You Say Pierogi, I Say Perogie

Perogie (pierogi, perogy, pierogy, or pogies, as my cousin used to call them) is kind of a staple in my (carb-loving) family. My grandmother used to make them stuffed with potatoes, onions, cheese, and sometimes my grandfather’s homemade sauerkraut (those were always my favorite).

I have tried making them several times over the years and have finally come up with a recipe that I am pretty happy with (my father likes them, so they must good!). They are definitely labor-intensive, but worth the effort. Plus, they can easily be frozen for comfort-food emergencies.

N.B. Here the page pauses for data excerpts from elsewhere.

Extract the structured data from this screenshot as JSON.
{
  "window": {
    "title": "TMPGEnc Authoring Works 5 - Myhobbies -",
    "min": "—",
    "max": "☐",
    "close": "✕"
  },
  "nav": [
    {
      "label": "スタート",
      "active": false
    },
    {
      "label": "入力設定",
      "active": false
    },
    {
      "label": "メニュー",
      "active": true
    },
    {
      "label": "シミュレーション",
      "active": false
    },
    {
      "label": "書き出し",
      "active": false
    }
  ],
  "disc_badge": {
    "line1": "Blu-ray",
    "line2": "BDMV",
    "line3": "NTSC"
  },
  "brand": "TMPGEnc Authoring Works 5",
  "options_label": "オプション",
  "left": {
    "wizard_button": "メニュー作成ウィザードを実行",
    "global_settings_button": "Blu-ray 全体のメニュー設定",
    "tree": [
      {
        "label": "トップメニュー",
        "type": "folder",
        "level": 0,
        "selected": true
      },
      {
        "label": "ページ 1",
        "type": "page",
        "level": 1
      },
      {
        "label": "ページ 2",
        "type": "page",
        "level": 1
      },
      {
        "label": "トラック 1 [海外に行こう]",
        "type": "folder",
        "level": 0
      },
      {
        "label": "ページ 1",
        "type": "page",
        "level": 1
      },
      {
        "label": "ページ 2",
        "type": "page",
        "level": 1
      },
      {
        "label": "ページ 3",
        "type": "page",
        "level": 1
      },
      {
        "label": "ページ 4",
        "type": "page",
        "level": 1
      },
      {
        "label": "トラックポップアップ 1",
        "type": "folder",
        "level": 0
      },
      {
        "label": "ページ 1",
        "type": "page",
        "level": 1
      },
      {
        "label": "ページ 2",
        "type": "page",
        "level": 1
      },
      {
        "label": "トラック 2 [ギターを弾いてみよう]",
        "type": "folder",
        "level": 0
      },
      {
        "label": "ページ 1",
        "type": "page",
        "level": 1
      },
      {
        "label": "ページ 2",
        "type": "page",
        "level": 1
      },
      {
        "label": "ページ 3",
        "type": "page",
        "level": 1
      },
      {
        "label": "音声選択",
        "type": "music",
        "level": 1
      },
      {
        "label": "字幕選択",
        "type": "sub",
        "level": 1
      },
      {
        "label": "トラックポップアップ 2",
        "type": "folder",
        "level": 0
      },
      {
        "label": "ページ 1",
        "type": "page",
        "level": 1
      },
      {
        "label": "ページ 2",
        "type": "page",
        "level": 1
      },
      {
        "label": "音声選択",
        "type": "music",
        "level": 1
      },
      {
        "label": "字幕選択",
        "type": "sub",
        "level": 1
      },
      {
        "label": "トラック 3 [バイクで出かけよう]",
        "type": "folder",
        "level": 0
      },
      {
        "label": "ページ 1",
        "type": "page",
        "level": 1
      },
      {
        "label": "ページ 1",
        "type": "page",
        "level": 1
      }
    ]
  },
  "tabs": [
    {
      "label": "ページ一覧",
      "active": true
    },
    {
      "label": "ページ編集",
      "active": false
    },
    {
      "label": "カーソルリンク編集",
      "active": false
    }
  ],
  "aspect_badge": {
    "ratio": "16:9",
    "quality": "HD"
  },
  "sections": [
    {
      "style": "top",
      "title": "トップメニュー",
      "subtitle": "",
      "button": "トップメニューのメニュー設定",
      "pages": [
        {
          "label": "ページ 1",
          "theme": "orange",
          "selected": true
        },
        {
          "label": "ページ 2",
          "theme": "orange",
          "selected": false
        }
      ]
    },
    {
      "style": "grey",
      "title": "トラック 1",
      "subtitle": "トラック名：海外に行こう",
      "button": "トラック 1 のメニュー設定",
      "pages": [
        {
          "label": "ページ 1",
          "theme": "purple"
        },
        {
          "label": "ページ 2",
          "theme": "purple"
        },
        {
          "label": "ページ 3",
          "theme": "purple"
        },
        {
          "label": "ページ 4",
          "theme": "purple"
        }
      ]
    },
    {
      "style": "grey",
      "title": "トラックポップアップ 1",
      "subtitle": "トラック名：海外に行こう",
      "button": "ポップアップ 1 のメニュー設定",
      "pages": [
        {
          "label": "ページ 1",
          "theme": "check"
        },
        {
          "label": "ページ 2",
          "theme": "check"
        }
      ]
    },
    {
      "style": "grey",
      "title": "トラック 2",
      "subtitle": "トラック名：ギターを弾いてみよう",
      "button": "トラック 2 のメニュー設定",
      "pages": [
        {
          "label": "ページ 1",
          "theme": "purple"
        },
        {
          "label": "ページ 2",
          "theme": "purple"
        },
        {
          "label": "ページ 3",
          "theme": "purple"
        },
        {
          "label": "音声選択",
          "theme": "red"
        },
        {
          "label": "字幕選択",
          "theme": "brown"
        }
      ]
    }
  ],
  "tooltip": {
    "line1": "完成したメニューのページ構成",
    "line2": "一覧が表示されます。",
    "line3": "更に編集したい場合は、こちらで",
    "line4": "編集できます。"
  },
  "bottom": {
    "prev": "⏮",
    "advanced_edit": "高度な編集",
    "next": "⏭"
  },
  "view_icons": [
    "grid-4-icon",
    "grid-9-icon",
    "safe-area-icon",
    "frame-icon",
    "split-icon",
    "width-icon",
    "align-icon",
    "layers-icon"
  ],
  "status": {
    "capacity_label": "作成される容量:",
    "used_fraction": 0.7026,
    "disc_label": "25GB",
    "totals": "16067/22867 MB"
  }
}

The dough can be stored in the refrigerator for up to 2 days. So, you can make the dough first and then get your filling(s) made to have on hand when you’re ready to start assembling your perogies. As someone who has always flown solo on perogie making, I highly recommend finding a couple of friends or family members who can be bribed with food like being helpful and  incorporating an assembly line approach. Or, if you don’t mind ‘cheating’ (heh), you could just buy one of those dumpling-maker things and probably do the job yourself in about half the time.

With that said, let’s make some dough!

Perogie Dough

What you need:

4 cups flour (plus, some extra for rolling out the dough)
1 tsp salt
2 large eggs (beaten)
1 cup sour cream (I use reduced fat so that I can pretend to be healthy)
1/2 cup softened butter (cut into smallish pieces)

What you need to do:

In a large bowl, mix together flour and salt. Add eggs, sour cream, and butter. Mix and then knead dough for about 5 minutes – dough should be sticky, but not overly so. Wrap the dough in plastic and refrigerate for at least 20 minutes (or up to 2 days).

Now that your dough is resting comfortably, it’s time to make your filling(s). I have three favorites: sauerkraut, potato & cheese, and cheese. Because I was so partial to my grandfather’s homemade sauerkraut and I have yet to find anything store-bought that compares, I haven’t come up with a sauerkraut filling recipe yet. I can, however, provide a close approximation of how I make my other fillings (remember, I rarely measure anything or write anything down). Feel free to adjust either of these recipes to your taste.

Potato and Cheese Perogie Filling

What you need:

4-5 medium/large potatoes (peeled and cubed)
1/2 cup sour cream
1/4 cup milk
1-2 Tbs butter
1 cup grated cheddar cheese
white pepper, onion powder, salt to taste

What you need to do:

Boil potatoes until soft – drain and pour into large bowl. Add, sour cream, milk, and butter and mash (I typically just add a little of each and keep mashing with a hand mixer until the potatoes reach the right consistency – like very thick mashed potatoes). Add cheddar cheese, pepper, onion powder, and salt and continue to beat with hand mixer until smooth.

See, easy! Now let’s try the cheese filling (it’s even easier).

Cheese Perogie Filling

What you need:

2 cups farmer cheese
1 egg (beaten)
1 Tbs sugar (I prefer mine a little sweeter, so I do closer to 1 1/2 Tbs)
1/2 tsp vanilla extract
1/4 tsp lemon juice

What you need to do:

Mix all ingredients together. Et Voila!

Told you it was easy. Now comes the fun part – perogie assembly.

What you need to do:

On a very lightly floured surface, roll out half of your dough. You’ll find that this can be a bit frustrating as the dough is rather elastic and will spring back some every time you roll it out. Roll, roll, roll until the dough is about 1/8″ thick. If you can’t get it quite that thin, don’t worry. Just do the best you can and you can stretch it a little thinner in the next step.

Using a biscuit cutter, glass, or cookie cutter, cut out a circle of dough. If your dough circle is still a bit thick, hold dough firmly and stretch it out in a circular motion until it is a bit thinner. Then, place a small ball of filling in the middle of your dough round.

Here comes the tricky (and, if you made your dough correctly, sticky) part. Carefully fold the dough over your filling, making sure to get the edges as close to even as possible. Pinch the edges of the dough together. They should stick, but if they don’t, dip your finger in some water and run it around the inside edges of the dough and pinch the edges together again. Using the tines of a fork, crimp the edges of your perogie to form a good seal.

Repeat the above steps until you run out of filling and/or dough. I usually end up with around two dozen perogies of various sizes. Heh.

To cook: Drop perogies into a pot of boiling water. Boil until perogies float to the top. Drain. Saute perogies with onions in butter or olive oil until the outside is crispy.

To freeze: Place perogies in a single layer on a cookie sheet and place in freezer. Let freeze for at least 30 minutes. Remove from cookie sheet and place in freezer bags. To cook, follow the same directions as above.